Going on their graph, they dated the Wuhan last common-ancestor (LCA) strain to roughly mid-December, and the all-strain LCA is the same one.
(I’m not going to detail all of how this works, but LUCA is a similar concept.)
So, cases much earlier than mid-December (and in anyplace other than China or Australia) seem really unlikely to me**.
*Note that old phylogenies are often very inaccurate and rough, and rely heavily on your starting assumptions (I’ve played around with them, and it is wild how different the trees can be). But this is a fresh phylogeny, and should be a bit of a best-case-scenario. This a very recent series of mutations and splits, and on top of that, unlike with paleontology we can access, date, and sequence old blood samples just fine. I expect this phylogeny to get the occasional detail wrong, but to hit the broad-strokes and to be largely pretty accurate.
**If an earlier strain existed, it would have had to have left no lingering sequenced sub-strains in the present day. If even one of those theoretical highly-divergent sub-strains persisted, got sequenced, and were added to the phylogeny calculation… it would have introduced a new early-stage split into the phylogenetic tree that would have pushed the probable LCA way back into the past.***
*** I mention this in part because… HIV did have these. A non-pandemic ancestor that we found in some very old blood samples. It was nowhere near as contagious and persistent at the time, and even seemed to be a transient illness for those who caught it. But being a pretty unsuccessful virus at the time, only a very small pool of people had it back then.
Thanks for this, I was not aware of the Bedford lab’s work.
Wondering if you (or any other LW reader) has any thoughts on on the emotional aspect of this.
Seems folks are very attached to the idea that they had Covid-19 earlier than it was identified. It’s starting to get into that ‘can’t be reasoned out of something they haven’t reasoned into’ area.
I’m curious why people are so adamant that an extremely unlikely scenario is actually the most likely explanation. But i guess this cuts across all kinds of mental models and not just covid-19.
I don’t really know, I wouldn’t do this. Here are a couple of possibilities that ran through my mind.
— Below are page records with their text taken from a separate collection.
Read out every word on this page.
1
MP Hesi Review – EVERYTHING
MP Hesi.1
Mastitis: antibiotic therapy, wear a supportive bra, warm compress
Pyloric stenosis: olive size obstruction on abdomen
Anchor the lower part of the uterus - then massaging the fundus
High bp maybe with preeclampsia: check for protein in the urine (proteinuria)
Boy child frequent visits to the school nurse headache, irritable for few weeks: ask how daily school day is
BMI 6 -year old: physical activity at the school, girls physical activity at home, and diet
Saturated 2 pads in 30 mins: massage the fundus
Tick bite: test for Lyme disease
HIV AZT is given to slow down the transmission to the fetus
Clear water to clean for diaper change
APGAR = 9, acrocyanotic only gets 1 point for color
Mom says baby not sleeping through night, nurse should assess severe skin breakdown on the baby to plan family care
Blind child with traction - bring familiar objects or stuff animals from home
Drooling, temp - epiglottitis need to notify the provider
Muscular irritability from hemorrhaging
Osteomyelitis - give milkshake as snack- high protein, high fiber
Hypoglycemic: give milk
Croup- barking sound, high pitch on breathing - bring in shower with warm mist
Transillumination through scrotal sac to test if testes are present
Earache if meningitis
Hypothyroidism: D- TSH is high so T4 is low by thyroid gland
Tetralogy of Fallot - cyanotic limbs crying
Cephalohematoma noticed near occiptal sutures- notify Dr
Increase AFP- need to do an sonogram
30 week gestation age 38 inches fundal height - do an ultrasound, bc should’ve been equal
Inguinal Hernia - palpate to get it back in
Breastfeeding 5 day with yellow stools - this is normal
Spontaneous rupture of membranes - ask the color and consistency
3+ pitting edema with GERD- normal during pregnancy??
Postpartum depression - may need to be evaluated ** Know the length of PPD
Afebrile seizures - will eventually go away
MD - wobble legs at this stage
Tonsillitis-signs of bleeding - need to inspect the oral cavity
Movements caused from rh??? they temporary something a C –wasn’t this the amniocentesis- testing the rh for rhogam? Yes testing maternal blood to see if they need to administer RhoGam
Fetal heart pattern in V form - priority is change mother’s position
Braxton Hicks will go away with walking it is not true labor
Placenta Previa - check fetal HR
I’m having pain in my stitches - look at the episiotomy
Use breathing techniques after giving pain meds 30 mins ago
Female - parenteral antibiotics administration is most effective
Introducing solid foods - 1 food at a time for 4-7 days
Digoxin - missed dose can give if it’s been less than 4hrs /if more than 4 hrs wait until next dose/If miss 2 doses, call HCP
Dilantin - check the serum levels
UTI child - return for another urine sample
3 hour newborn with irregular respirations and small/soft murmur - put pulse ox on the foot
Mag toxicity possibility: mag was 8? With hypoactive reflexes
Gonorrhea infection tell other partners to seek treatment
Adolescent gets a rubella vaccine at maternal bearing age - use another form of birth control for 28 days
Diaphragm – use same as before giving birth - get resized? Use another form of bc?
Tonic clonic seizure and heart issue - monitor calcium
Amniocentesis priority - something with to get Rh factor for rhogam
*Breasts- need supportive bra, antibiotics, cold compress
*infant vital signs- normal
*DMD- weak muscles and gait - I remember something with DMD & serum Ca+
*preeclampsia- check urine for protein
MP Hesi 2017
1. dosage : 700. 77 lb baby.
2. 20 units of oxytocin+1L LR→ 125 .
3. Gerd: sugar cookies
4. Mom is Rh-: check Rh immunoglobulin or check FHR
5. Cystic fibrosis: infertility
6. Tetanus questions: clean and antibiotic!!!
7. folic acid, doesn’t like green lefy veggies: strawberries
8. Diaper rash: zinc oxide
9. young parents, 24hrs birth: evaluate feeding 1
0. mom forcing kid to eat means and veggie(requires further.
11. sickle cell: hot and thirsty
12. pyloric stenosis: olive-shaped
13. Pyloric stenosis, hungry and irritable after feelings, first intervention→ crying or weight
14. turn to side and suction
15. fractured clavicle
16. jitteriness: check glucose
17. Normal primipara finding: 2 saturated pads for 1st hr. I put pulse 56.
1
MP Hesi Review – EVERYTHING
COVID’s symptoms are basically “see: undefined flu-like symptoms.” This might just be an equivalent of “I looked up my symptoms on WebMD and it’s definitely cancer,” only with COVID.
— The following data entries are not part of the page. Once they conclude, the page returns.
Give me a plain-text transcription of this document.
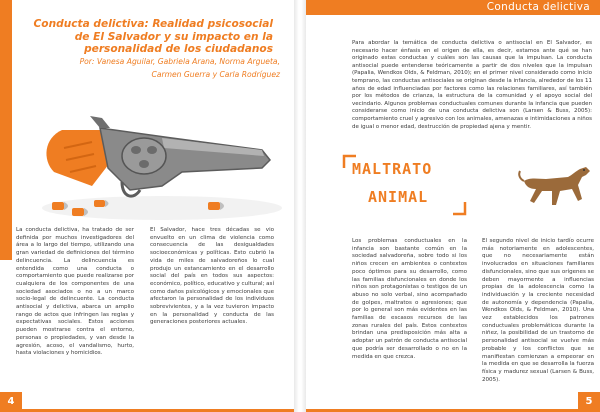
Conducta delictiva: Realidad psicosocial de El Salvador y su impacto en la personalidad de los ciudadanos
Por: Vanesa Aguilar, Gabriela Arana, Norma Argueta,
Carmen Guerra y Carla Rodríguez
La conducta delictiva, ha tratado de ser definida por muchos investigadores del área a lo largo del tiempo, utilizando una gran variedad de definiciones del término delincuencia. La delincuencia es entendida como una conducta o comportamiento que puede realizarse por cualquiera de los componentes de una sociedad asociados o no a un marco socio-legal de delincuente. La conducta antisocial y delictiva, abarca un amplio rango de actos que infringen las reglas y expectativas sociales. Estos acciones pueden mostrarse contra el entorno, personas o propiedades, y van desde la agresión, acoso, el vandalismo, hurto, hasta violaciones y homicidios.
El Salvador, hace tres décadas se vio envuelto en un clima de violencia como consecuencia de las desigualdades socioeconómicas y políticas. Esto cubrió la vida de miles de salvadoreños lo cual produjo un estancamiento en el desarrollo social del país en todos sus aspectos: económico, político, educativo y cultural; así como daños psicológicos y emocionales que afectaron la personalidad de los individuos sobrevivientes, y a la vez tuvieron impacto en la personalidad y conducta de las generaciones posteriores actuales.
4
Conducta delictiva
Para abordar la temática de conducta delictiva o antisocial en El Salvador, es necesario hacer énfasis en el origen de ella, es decir, estamos ante qué se han originado estas conductas y cuáles son las causas que la impulsan. La conducta antisocial puede entenderse teóricamente a partir de dos niveles que la impulsan (Papalia, Wendkos Olds, & Feldman, 2010); en el primer nivel considerado como inicio temprano, las conductas antisociales se originan desde la infancia, alrededor de los 11 años de edad influenciadas por factores como las relaciones familiares, así también por los métodos de crianza, la estructura de la comunidad y el apoyo social del vecindario. Algunos problemas conductuales comunes durante la infancia que pueden considerarse como inicio de una conducta delictiva son (Larsen & Buss, 2005): comportamiento cruel y agresivo con los animales, amenazas e intimidaciones a niños de igual o menor edad, destrucción de propiedad ajena y mentir.
MALTRATO
ANIMAL
Los problemas conductuales en la infancia son bastante común en la sociedad salvadoreña, sobre todo si los niños crecen en ambientes o contextos poco óptimos para su desarrollo, como las familias disfuncionales en donde los niños son protagonistas o testigos de un abuso no solo verbal, sino acompañado de golpes, maltratos o agresiones; que por lo general son más evidentes en las familias de escasos recursos de las zonas rurales del país. Estos contextos brindan una predisposición más alta a adoptar un patrón de conducta antisocial que podría ser desarrollado o no en la medida en que crezca.
El segundo nivel de inicio tardío ocurre más notoriamente en adolescentes, que no necesariamente están involucrados en situaciones familiares disfuncionales, sino que sus orígenes se deben mayormente a influencias propias de la adolescencia como la individuación y la creciente necesidad de autonomía y dependencia (Papalia, Wendkos Olds, & Feldman, 2010). Una vez establecidos los patrones conductuales problemáticos durante la niñez, la posibilidad de un trastorno de personalidad antisocial se vuelve más probable y los conflictos que se manifiestan comienzan a empeorar en la medida en que se desarrolla la fuerza física y madurez sexual (Larsen & Buss, 2005).
5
There was that revelation that Washington got it earlier than expected. Maybe they’re pattern-matching blindly to this. It’s really easy to do so, especially if there was another nasty flu or cold going around back then (which there probably was).
Motivated reasoning
People want an excuse to go about their life as normal (or to complain if they’re not)
People especially hate taking the possibility of their own death seriously
Nobody wants to deal with the guilt of knowing that their “normal” actions may be endangering others (cough asymptomatic transmission), and they would rather believe something potentially-false than contend with that
It’s probably a mix of all three, or even more.
With all due affection, I’ve heard that New Yorkers as a whole are fairly prone to contrarianism. So the frequency with which you’re hearing this might also partially be local variance.